Dantalian’s Chariot – “Chariot Rising” review
Dantalian’s Chariot – Chariot Rising (Esoteric Recordings, 2017)
Recorded fifty years ago, with only two of its ten tracks seeing release at the time, “Chariot Rising” by Dantalian’s Chariot has long been considered a classic collection of psychedelic rock. Born from the remnants of Zoot Money’s The Big Roll Band, the band included Hammond organ/Wurlitzer piano/vocalist Money, guitarist/sitarist/vocalist Andy Somers (later Summers) who became guitarist for The Police, bassist/vocalist Pat Donaldson, later of Fotheringay, and drummer/percussionist/vocalist Colin Allen, who went on to join John Mayall and The Bluesbreakers, with Money and Somers penning the bulk of the material.
The band, named after one of the spirits consulted by King Solomon, Dantalian being one of the great Dukes of Hell as well as the spirit for art and education, played its debut gig at the Windsor National Blues Festival in August 1967. The festival also marked the first appearance of Peter Green’s Fleetwood Mac, as well as appearances by The Nice, Arthur Brown and Ten Years After.
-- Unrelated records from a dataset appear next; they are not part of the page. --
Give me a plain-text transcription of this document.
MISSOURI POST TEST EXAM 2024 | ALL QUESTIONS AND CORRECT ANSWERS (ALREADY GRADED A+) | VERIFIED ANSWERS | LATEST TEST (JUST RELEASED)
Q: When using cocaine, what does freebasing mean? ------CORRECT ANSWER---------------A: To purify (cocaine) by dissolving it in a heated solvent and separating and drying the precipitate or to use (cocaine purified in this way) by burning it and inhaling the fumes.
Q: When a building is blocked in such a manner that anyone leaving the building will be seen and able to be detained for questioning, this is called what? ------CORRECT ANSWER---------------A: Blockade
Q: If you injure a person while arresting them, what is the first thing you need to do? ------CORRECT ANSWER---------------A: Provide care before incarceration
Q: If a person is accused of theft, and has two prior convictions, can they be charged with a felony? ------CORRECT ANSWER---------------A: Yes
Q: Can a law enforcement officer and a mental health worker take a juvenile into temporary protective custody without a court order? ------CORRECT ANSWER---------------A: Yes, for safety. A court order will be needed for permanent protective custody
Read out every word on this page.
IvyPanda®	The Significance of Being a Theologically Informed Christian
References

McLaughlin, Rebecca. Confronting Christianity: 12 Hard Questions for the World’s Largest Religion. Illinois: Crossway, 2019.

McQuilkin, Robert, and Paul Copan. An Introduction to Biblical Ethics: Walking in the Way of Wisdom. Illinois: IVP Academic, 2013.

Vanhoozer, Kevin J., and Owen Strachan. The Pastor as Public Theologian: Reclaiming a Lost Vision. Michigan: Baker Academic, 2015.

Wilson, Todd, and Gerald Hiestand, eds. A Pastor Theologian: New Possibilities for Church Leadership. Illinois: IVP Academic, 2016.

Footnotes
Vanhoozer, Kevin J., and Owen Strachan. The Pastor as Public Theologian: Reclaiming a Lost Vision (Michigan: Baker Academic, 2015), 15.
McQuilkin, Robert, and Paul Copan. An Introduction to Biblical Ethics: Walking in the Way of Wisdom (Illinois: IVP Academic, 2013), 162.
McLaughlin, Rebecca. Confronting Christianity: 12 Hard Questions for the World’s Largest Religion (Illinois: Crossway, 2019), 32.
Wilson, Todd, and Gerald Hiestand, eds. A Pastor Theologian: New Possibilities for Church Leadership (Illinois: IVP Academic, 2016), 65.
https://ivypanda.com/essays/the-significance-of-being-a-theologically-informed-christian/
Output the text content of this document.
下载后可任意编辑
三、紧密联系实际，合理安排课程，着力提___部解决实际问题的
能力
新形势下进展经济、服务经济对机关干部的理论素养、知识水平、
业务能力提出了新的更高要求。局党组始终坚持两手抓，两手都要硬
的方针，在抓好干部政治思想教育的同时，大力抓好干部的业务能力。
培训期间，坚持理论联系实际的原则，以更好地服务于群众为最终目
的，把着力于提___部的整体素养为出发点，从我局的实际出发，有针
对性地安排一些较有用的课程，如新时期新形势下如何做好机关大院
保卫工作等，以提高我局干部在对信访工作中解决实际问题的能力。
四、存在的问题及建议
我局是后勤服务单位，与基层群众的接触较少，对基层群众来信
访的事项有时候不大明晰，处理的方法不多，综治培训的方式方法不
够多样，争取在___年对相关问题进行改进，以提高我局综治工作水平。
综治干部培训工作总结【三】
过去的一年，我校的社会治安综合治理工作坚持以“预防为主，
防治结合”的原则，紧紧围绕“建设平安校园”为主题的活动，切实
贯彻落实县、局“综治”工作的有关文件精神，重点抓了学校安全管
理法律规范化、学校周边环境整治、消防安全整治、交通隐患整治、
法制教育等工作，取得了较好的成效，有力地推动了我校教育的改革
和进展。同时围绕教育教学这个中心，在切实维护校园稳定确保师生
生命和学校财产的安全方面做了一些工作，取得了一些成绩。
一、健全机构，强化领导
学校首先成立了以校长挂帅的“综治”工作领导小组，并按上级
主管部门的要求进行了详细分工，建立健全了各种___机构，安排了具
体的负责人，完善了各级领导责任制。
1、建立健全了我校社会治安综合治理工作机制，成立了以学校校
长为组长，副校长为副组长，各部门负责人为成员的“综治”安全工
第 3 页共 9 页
Dantalian’s Chariot signed with EMI’s Columbia imprint (home of Pink Floyd and The Pretty Things) and soon released the single “Madman Running Through The Fields” b/w “Sun Came Bursting Through My Cloud” which failed to chart, although the a-side was immortalized by its inclusion on the “Nuggets II” box set. The band was soon dropped by the label, the remainder of the group’s recordings, the result of two trips into the studio, remaining unreleased until 1995’s Tenth Planet LP, appeared, containing nine of the tracks. Wooden Hill’s 1996 CD release added “This Island” to the track listing of “Chariot Rising.”
Besides its trippy melody and lysergic lyrics, “Madman” was one of the first recordings to include backward tapes and other psychedelic sound effects which complement the melodic guitar work of Somers and majestic organ of Money, who also supplies gorgeous vocals, making it a truly a wonderful four minute piece of 1967 psychedelia. “The Island” showcases Somers’ wah wah and feedback fueled guitar work including an incendiary solo, while Allen bashes his drum kit into submission and Money’s organ and vocals fill out the sound on this heavy psychedelic tune. Two of the tracks feature Somers on sitar, an instrument he was learning at the time. “Fourpenny Bus Ride” is a haunting four minute instrumental complete with ethereal sound effects. “Soma (Parts One & Two)” co-written by Somers and Nazir Jarazbhoy, who was Somers’ sitar instructor, is a six minute plus instrumental with a much more accessible feel and featuring flute work by Rick Newall, resulting in a Moody Blues like vibe. “Coffee Song” written by session players Roy Smith and Tony Colton, is a mid-tempo pop tinged number which was recorded and released by Cream. “World War Three” reflects the then prominent, Cold War mentality and is a vehicle for Money’s organ, with Somers adding some tasty jazz flavored guitar. “Four Firemen” is literally a newspaper article set to music, telling the story of a quartet of fire fighting heroes. “Chariot Rising” closes on a mellow note, with Money and Somer’s ode to flower children “High Flying Bird” filled with its double entendre references to San Francisco losing its “Haight” and featuring a tasteful, jazz influenced solo by Somers.
Taken as a whole, “Chariot Rising” is an interesting mixture of tunes and influences and is reflective of a band filled with talent and versatility. It is quite a shame that Dantalian’s Chariot was never given a chance to explore the possibilities offered by the band’s members and their individual, as well as collective, potentials. Regardless, it is a most interesting document of the free flowing, explorative nature of the foursome’s musical endeavors and without question has a place in the collection of anyone interested in the psychedelic sounds of 1967.
Many thanks to Mark and Vicky Powell at Esoteric Recordings for this latest reissue of Dantalian’s Chariot’s sole release, which sounds better than ever thanks to the remastering job done by Ben Wiseman. The package is rounded out by a 16-page full color booklet including an essay by Malcolm Dome, full musician credits, biographical notes on band members and photos of the band as well as artwork from the original 45rpm release of “Madman Running Through The Fields.”